Friday, December 09, 2011

Trollope on Dickens

I'm still really enjoying dipping into Philip Collins's Charles Dickens: The Critical Heritage, which I drew on a couple of times last week. Today, I turned to some thoughts on Dickens that Anthony Trollope (whose brother, Thomas, was married to the sister of Dickens's mistress, Nelly Ternan) contributed to the magazine he edited, St Paul's Magazine on the occasion of Dickens's death. It's hard to imagine how Trollope as a writer could be less like Dickens: Trollope's language is calm, even stately. His casts are large, but he makes no pretense to take in the breadth of classes and conditions that Dickens does. His plots are effective, but contained, rarely straining credulity. And whereas Dickens, even at the height of his success, wrote as if he were an outsider--an outsider who, having seen how poorly the system worked, never quite believed that any real answers could come from within it--Trollope wrote of the very people who were making that system run, and, ever-so-slowly, improving it. That last difference is what Trollope gets at in this passage, while also nicely identifying Dickens's radicalism, not specifically with his championing of the poor, but with his general distrust of all those who hold and use power:
He thoroughly believed in literature; but in politics he seemed to have no belief at all.
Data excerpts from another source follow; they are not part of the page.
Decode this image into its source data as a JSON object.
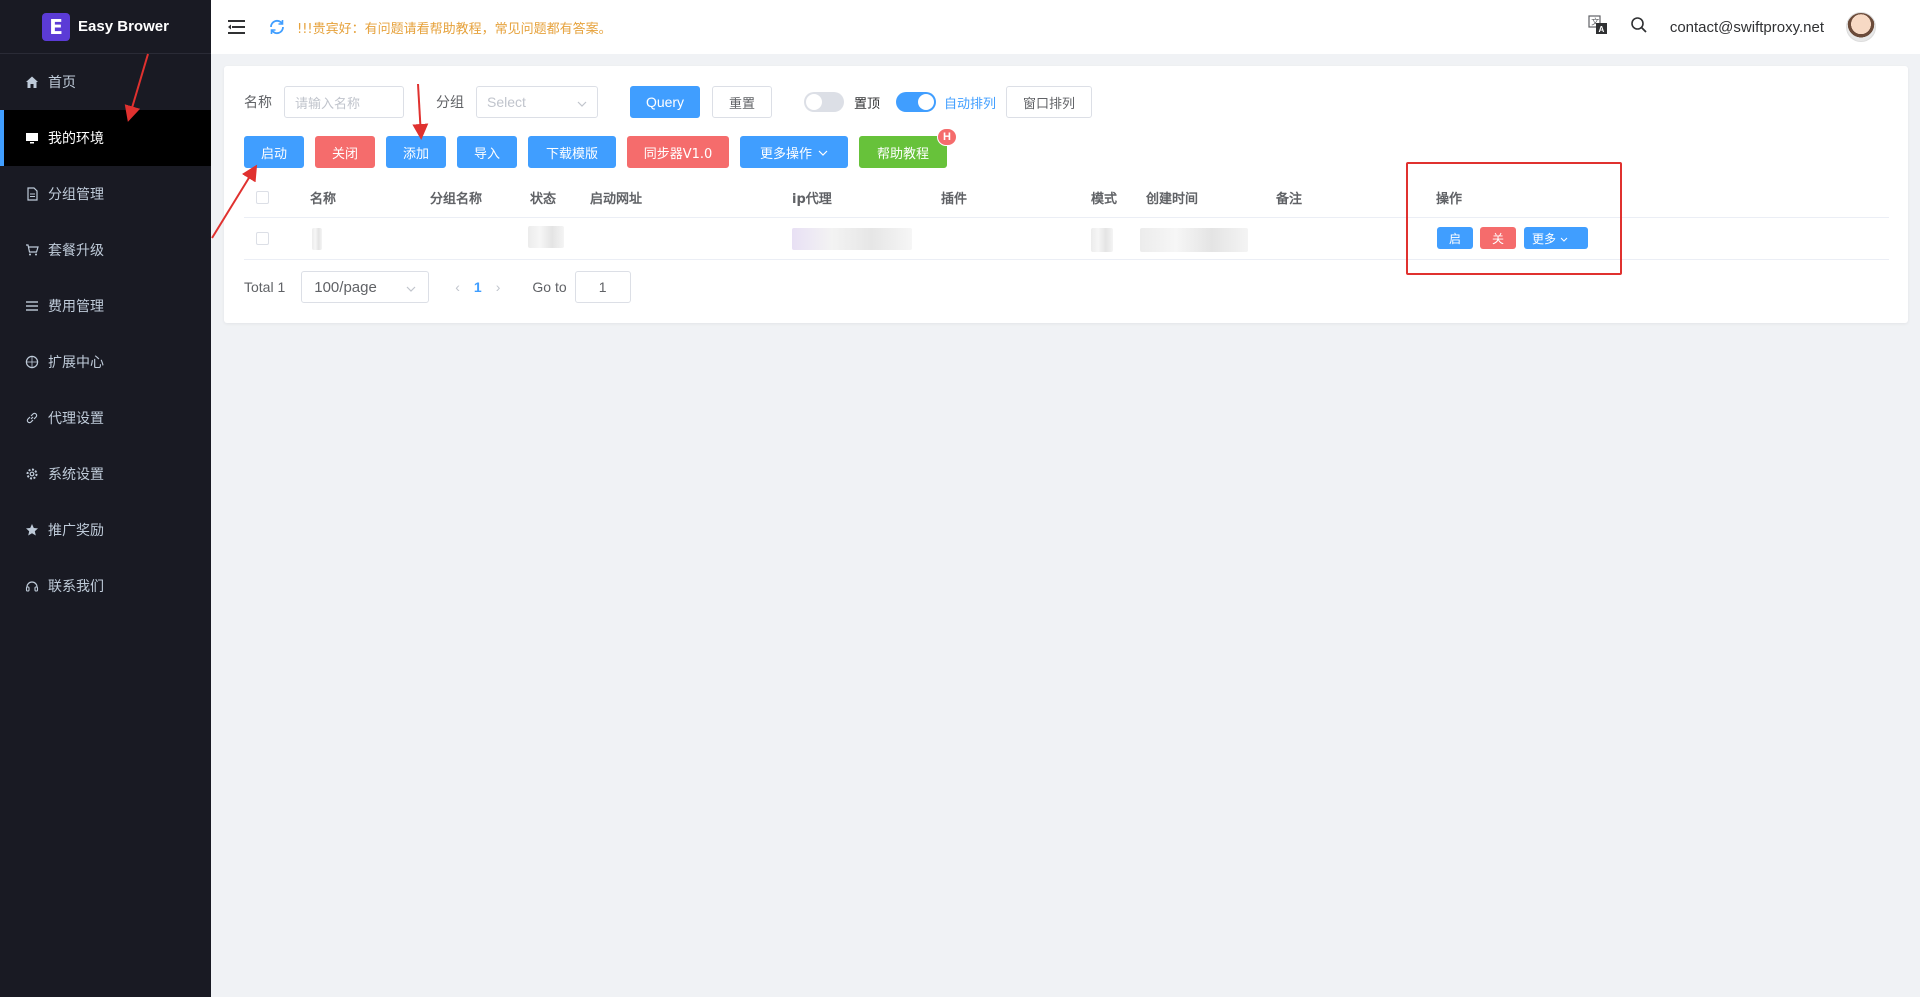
{
  "app": {
    "logo_letter": "E",
    "logo_text": "Easy Brower"
  },
  "sidebar": {
    "items": [
      {
        "label": "首页",
        "icon": "home-icon"
      },
      {
        "label": "我的环境",
        "icon": "monitor-icon",
        "active": true
      },
      {
        "label": "分组管理",
        "icon": "document-icon"
      },
      {
        "label": "套餐升级",
        "icon": "cart-icon"
      },
      {
        "label": "费用管理",
        "icon": "list-icon"
      },
      {
        "label": "扩展中心",
        "icon": "compass-icon"
      },
      {
        "label": "代理设置",
        "icon": "link-icon"
      },
      {
        "label": "系统设置",
        "icon": "gear-icon"
      },
      {
        "label": "推广奖励",
        "icon": "star-icon"
      },
      {
        "label": "联系我们",
        "icon": "headset-icon"
      }
    ]
  },
  "header": {
    "notice": "!!!贵宾好：有问题请看帮助教程，常见问题都有答案。",
    "email": "contact@swiftproxy.net"
  },
  "filters": {
    "name_label": "名称",
    "name_placeholder": "请输入名称",
    "group_label": "分组",
    "group_placeholder": "Select",
    "query_label": "Query",
    "reset_label": "重置",
    "pin_label": "置顶",
    "pin_on": false,
    "auto_arrange_label": "自动排列",
    "auto_arrange_on": true,
    "window_arrange_label": "窗口排列"
  },
  "actions": {
    "start": "启动",
    "close": "关闭",
    "add": "添加",
    "import": "导入",
    "download_template": "下载模版",
    "syncer": "同步器V1.0",
    "more_actions": "更多操作",
    "help": "帮助教程",
    "help_badge": "H"
  },
  "table": {
    "columns": {
      "name": "名称",
      "group_name": "分组名称",
      "status": "状态",
      "start_url": "启动网址",
      "ip_proxy": "ip代理",
      "plugin": "插件",
      "mode": "模式",
      "created_at": "创建时间",
      "remark": "备注",
      "operation": "操作"
    },
    "row_actions": {
      "start": "启",
      "close": "关",
      "more": "更多"
    }
  },
  "pagination": {
    "total": "Total 1",
    "page_size": "100/page",
    "current_page": "1",
    "goto_label": "Go to",
    "goto_value": "1"
  },
  "colors": {
    "primary": "#409eff",
    "danger": "#f56c6c",
    "success": "#67c23a",
    "sidebar_bg": "#191a23",
    "annotation_red": "#e0312f",
    "notice": "#e6a23c"
  }
}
Men in so-called public life were to him, I will not say insincere men, but so placed as to be by their calling almost beyond the pale of sincerity. To his feeling, all departmental work was the bungled, muddled routine of the Circumlocution Office. Statecraft was odious to him; and though he would probably never have asserted that a country could be maintained without legislative or executive, he seemed to regard such devices as things so prone to evil, that the less of them the better it would be for the country,--and the farther a man kept himself from their immediate influence the better it would be for him. I never heard any man call Dickens a radical; but if any man was ever so, he was a radical at heart,--believing entirely in the people, writing for them, speaking for them, and always desirous to take their part against some undescribed and indiscernible tyrant, who to his mind loomed large as an official rather than as an autocratic despot.
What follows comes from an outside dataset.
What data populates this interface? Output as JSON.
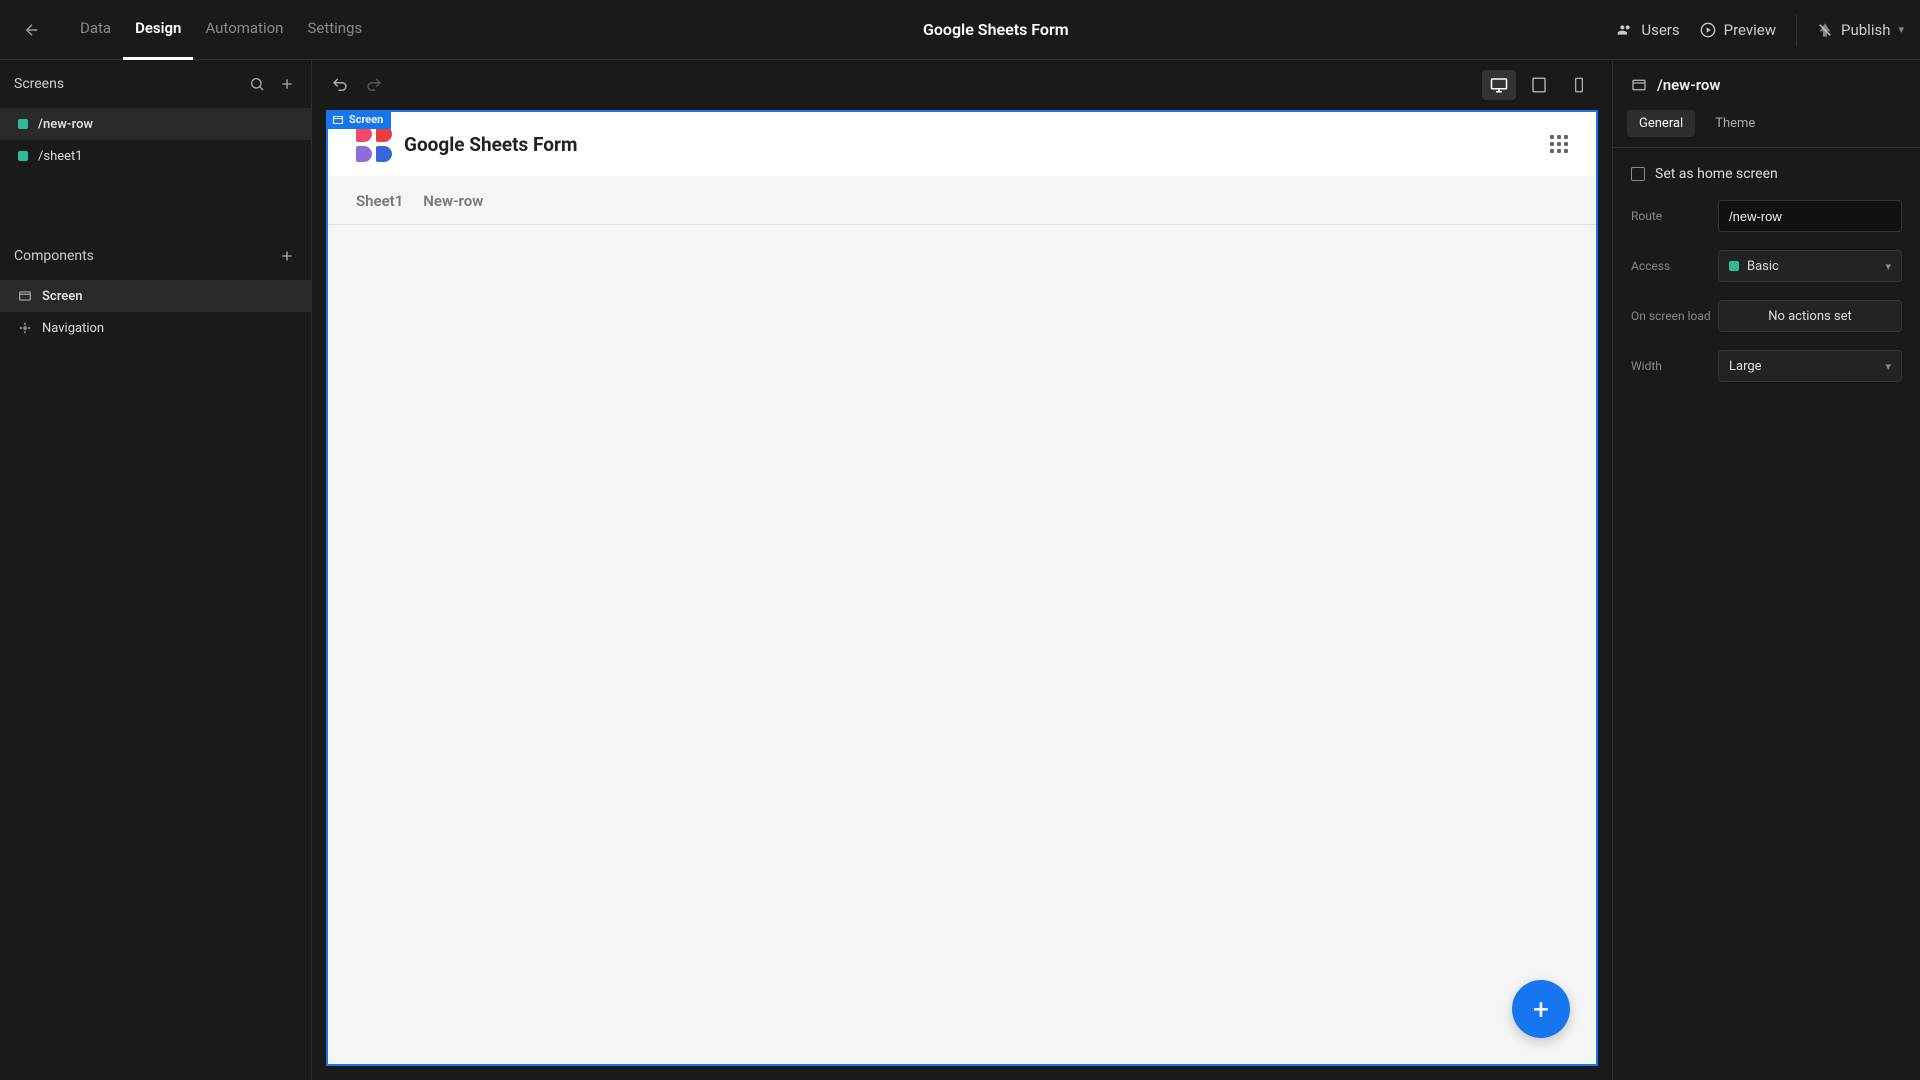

That seems impressively acute for having been written in the moment and by a temperament so opposed. But having written in praise of Trollope's assessment I feel I should also point out where he goes wrong (though I'll cop to sharing this next passage largely because its air of bafflement is so much fun to quote):
Of DIckens's style it is impossible to speak in praise. It is jerky, ungrammatical, and created by himself in defiance of rules--almost as completely as that created by Carlyle. To readers who have taught themselves to regard language, it must therefore be unpleasant. . . . No young novelist should ever dare to imitate the style of Dickens. If such a one wants a model for his language, he can take Thackeray.
At least he had the restraint not to suggest himself as a model.